With the new rule changes, what effects will be felt?

Recently, Major League Baseball announced two rule changes that will be effective for the 2016 season. One of the rules deals with base runners sliding into second base and protecting the safety of the second basemen and shortstops turning double-plays and the other speeds up the game by limiting the length of mound visits.

The first rule that the MLB changed with regards to sliding into second base almost comes directly as a result of two devastating injuries suffered by star players on World Series contending teams late last season. Both Jung Ho Kang of the Pittsburgh Pirates and Ruben Tejada of the New York Mets had season-ending injuries that came as a result of a base runner sliding to break up the double play. The Cardinals are also apart of this. In the 2012 NLCS, Matt Holliday took out Marco Scutaro on a very questionable take out slide.Traditionally, rather than sliding towards the base, base runners will intentionally slide into the fielder to prevent him from turning the double play. These plays leave the fielders exposed from incoming sliders.

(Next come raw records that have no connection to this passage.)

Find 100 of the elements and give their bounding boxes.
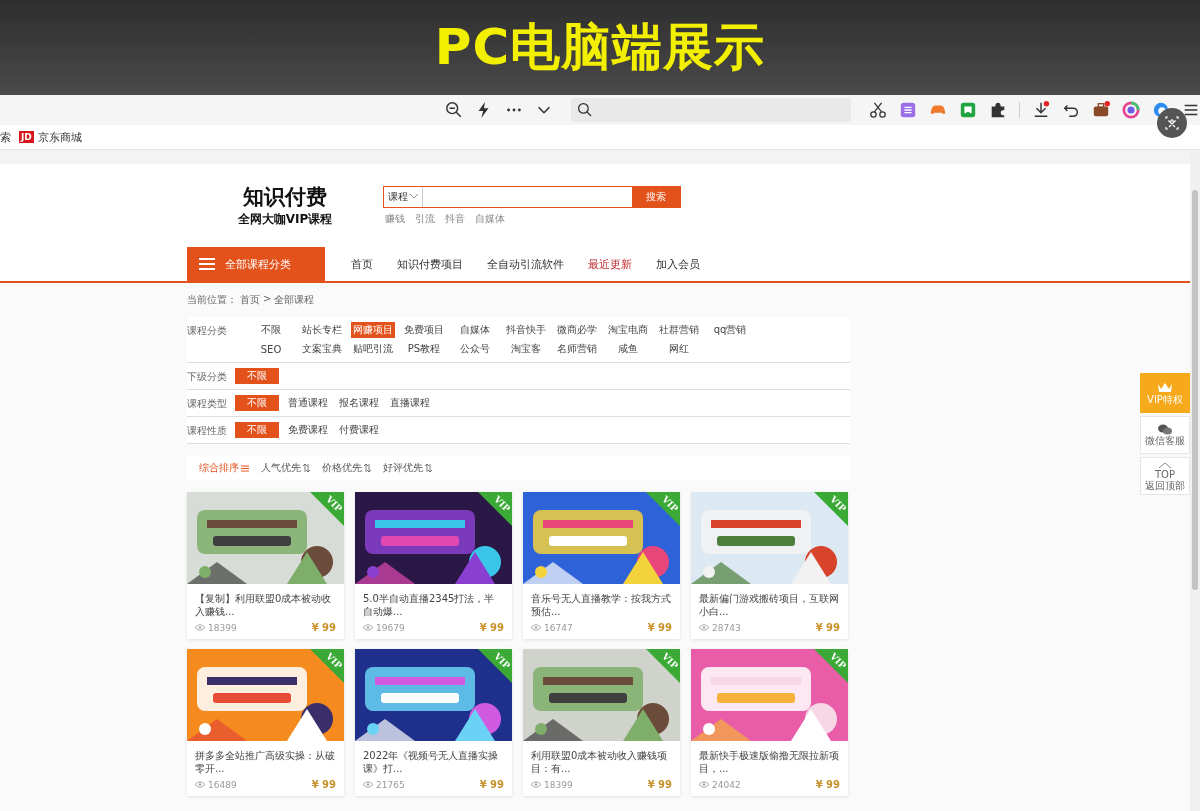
view-count: 21765: [376, 779, 405, 790]
filter-label: 课程类型: [187, 397, 228, 411]
course-title[interactable]: 利用联盟0成本被动收入赚钱项目：有...: [523, 741, 680, 779]
filter-option[interactable]: 站长专栏: [300, 322, 344, 338]
eye-icon: [195, 781, 205, 788]
course-title[interactable]: 最新偏门游戏搬砖项目，互联网小白...: [691, 584, 848, 622]
course-title[interactable]: 音乐号无人直播教学：按我方式预估...: [523, 584, 680, 622]
view-count: 19679: [376, 622, 405, 633]
view-count: 28743: [712, 622, 741, 633]
category-menu-button[interactable]: 全部课程分类: [187, 247, 325, 281]
eye-icon: [195, 624, 205, 631]
eye-icon: [363, 781, 373, 788]
bookmark[interactable]: JD 京东商城: [19, 129, 82, 145]
bookmark[interactable]: 索: [0, 129, 11, 145]
zoom-out-icon[interactable]: [445, 101, 463, 119]
filter-option[interactable]: 免费课程: [286, 422, 330, 438]
course-price: ¥ 99: [311, 622, 336, 633]
corner-ribbon: [646, 492, 680, 526]
translate-icon[interactable]: [1157, 108, 1187, 138]
filter-option[interactable]: 文案宝典: [300, 341, 344, 357]
filter-option[interactable]: 咸鱼: [606, 341, 650, 357]
filter-label: 课程性质: [187, 424, 228, 438]
banner-title: PC电脑端展示: [434, 17, 766, 78]
filter-option[interactable]: 不限: [249, 322, 293, 338]
nav-link[interactable]: 首页: [351, 256, 373, 272]
filter-option[interactable]: 淘宝客: [504, 341, 548, 357]
course-price: ¥ 99: [647, 622, 672, 633]
colorful-circle-icon[interactable]: [1122, 101, 1140, 119]
sort-arrows-icon: [364, 464, 371, 472]
filter-option[interactable]: 不限: [235, 395, 279, 411]
download-icon[interactable]: [1032, 101, 1050, 119]
filter-option[interactable]: 淘宝电商: [606, 322, 650, 338]
breadcrumb-link[interactable]: 全部课程: [274, 293, 315, 307]
eye-icon: [699, 624, 709, 631]
scrollbar-thumb[interactable]: [1192, 190, 1198, 590]
site-logo-subtitle: 全网大咖VIP课程: [237, 211, 333, 228]
filter-option[interactable]: 直播课程: [388, 395, 432, 411]
menu-icon: [199, 258, 215, 270]
view-count: 16489: [208, 779, 237, 790]
filter-option[interactable]: SEO: [249, 341, 293, 357]
hot-word-link[interactable]: 赚钱: [385, 211, 405, 226]
book-icon[interactable]: [959, 101, 978, 119]
breadcrumb-label: 当前位置：: [187, 293, 237, 307]
breadcrumb-separator: >: [263, 293, 272, 306]
sort-option[interactable]: 综合排序: [199, 461, 249, 475]
search-icon: [577, 102, 593, 118]
filter-option[interactable]: 网红: [657, 341, 701, 357]
sort-option[interactable]: 价格优先: [322, 461, 371, 475]
nav-link[interactable]: 加入会员: [656, 256, 700, 272]
course-title[interactable]: 2022年《视频号无人直播实操课》打...: [355, 741, 512, 779]
eye-icon: [363, 624, 373, 631]
filter-option[interactable]: 网赚项目: [351, 322, 395, 338]
nav-link[interactable]: 最近更新: [588, 256, 632, 272]
hot-word-link[interactable]: 自媒体: [475, 211, 505, 226]
filter-option[interactable]: 微商必学: [555, 322, 599, 338]
filter-label: 课程分类: [187, 324, 228, 338]
view-count: 18399: [208, 622, 237, 633]
translate-app-icon[interactable]: [899, 101, 918, 119]
filter-option[interactable]: 社群营销: [657, 322, 701, 338]
filter-option[interactable]: 贴吧引流: [351, 341, 395, 357]
search-field[interactable]: [571, 98, 852, 122]
corner-ribbon: [310, 649, 344, 683]
chevron-up-icon: [1158, 461, 1172, 469]
eye-icon: [699, 781, 709, 788]
wechat-button[interactable]: 微信客服: [1140, 416, 1190, 454]
nav-link[interactable]: 全自动引流软件: [487, 256, 564, 272]
filter-option[interactable]: 自媒体: [453, 322, 497, 338]
filter-option[interactable]: 付费课程: [337, 422, 381, 438]
sort-option[interactable]: 好评优先: [383, 461, 432, 475]
course-title[interactable]: 【复制】利用联盟0成本被动收入赚钱...: [187, 584, 344, 622]
briefcase-icon[interactable]: [1092, 101, 1110, 119]
course-price: ¥ 99: [479, 779, 504, 790]
course-price: ¥ 99: [479, 622, 504, 633]
corner-ribbon: [814, 649, 848, 683]
course-title[interactable]: 最新快手极速版偷撸无限拉新项目，...: [691, 741, 848, 779]
hot-word-link[interactable]: 引流: [415, 211, 435, 226]
filter-option[interactable]: 名师营销: [555, 341, 599, 357]
breadcrumb-link[interactable]: 首页: [240, 293, 260, 307]
view-count: 18399: [544, 779, 573, 790]
course-title[interactable]: 5.0半自动直播2345打法，半自动爆...: [355, 584, 512, 622]
filter-option[interactable]: PS教程: [402, 341, 446, 357]
course-price: ¥ 99: [815, 622, 840, 633]
sort-option[interactable]: 人气优先: [261, 461, 310, 475]
eye-icon: [531, 781, 541, 788]
filter-option[interactable]: 抖音快手: [504, 322, 548, 338]
crown-icon: [1157, 381, 1173, 394]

With the new rule change, a base runner sliding into second base must comply with four criteria. First, the runner must begin the slide before reaching the base. Second, the runner must try to touch the base with their body. Third, the runner must remain on the base after the slide, except going into home plate. And, fourth and finally, the base runner cannot change the path of their slide to intentionally make contact with the fielder. These four criteria are deemed review-able and if the base runner fails to comply by these rules after review, he will be called out.

Even though this rule clearly makes the game safer and encourages fairer play, fans should definitely expect teams to take a little bit to adjust to this rule. I fully expect managers to be ejected for challenging these rulings, especially early on.

The second rule comes to limit mound visits by managers and pitching coaches. One of the biggest complaint about the MLB is how long each game takes on average. As a result, the league’s front office has implemented several rules over the last couple years to shorten the length of games. Now, mound visits are limited to 30 seconds. The league wants the length of mound visits to match the average commercial length, so that when the broadcast resumes, the game can hopefully resume as well.

Undoubtedly, both of these new rules have been implemented by the league to make the game “better.”  Neither of these rule changes are major, but they will in fact help make the game more enjoyable for the fan to watch.